An exact quote from the link:  "Trevor's area of expertise is in algorithms for large-scale perceptual learnin." Tongue in cheek academic humor?

"Trevor's group has recently introduced new software framework for open-source deep learning called CAFFE."   Hurrah for Open Source!  Trevor does have past connections to Big Auto.  Open source however demonstrates anti-proprietary advantage of profit motive as well as influence.

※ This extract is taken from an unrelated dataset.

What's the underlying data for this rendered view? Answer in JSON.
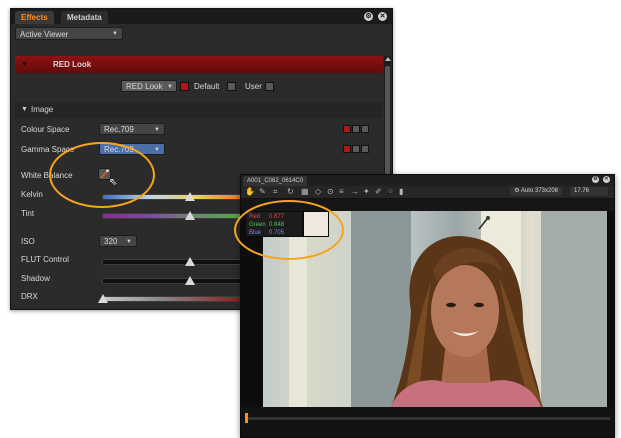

CAFFE: the following extracted from the website:

"Why Caffe?

Expressive architecture encourages application and innovation. Models and optimization are defined by configuration without hard-coding. Switch between CPU and GPU by setting a single flag to train on a GPU machine then deploy to commodity clusters or mobile devices.
Extensible code fosters active development. In Caffe’s first year, it has been forked by over 1,000 developers and had many significant changes contributed back. Thanks to these contributors the framework tracks the state-of-the-art in both code and models.
Speed makes Caffe perfect for research experiments and industry deployment. Caffe can process over 60M images per day with a single NVIDIA K40 GPU*. That’s 1 ms/image for inference and 4 ms/image for learning. We believe that Caffe is the fastest convnet implementation available.
Community: Caffe already powers academic research projects, startup prototypes, and even large-scale industrial applications in vision, speech, and multimedia. Join our community of brewers on the caffe-users group and Github.
* With the ILSVRC2012-winning SuperVision model and caching IO. Consult performance details."

It is obviously a vision acquisition oriented deep learning AI with a stated Github community.  

Much can be learned from processing 60M images per day!  Unsaid is how many raw images can be captured for input to processing now limited by capacity of the GPU.  Images are one thing, I would guess.  Video is another.  That is where we learn, real time real "video".

There is an extreme depth of relevant specific sector links at the CAFFE site for me to wander and wonder about!

One of the core sectors "looks like" (my Mark I Mod I eyeball visual recognition input system) BVLC  Berkeley Vision and Learning Center 

"A new center for focused collaborations with industry
on autonomous perception research." 


What fun they must be having.  I wish I was smart enough to join in the fun but I am smart enough to watch them play in and on their field!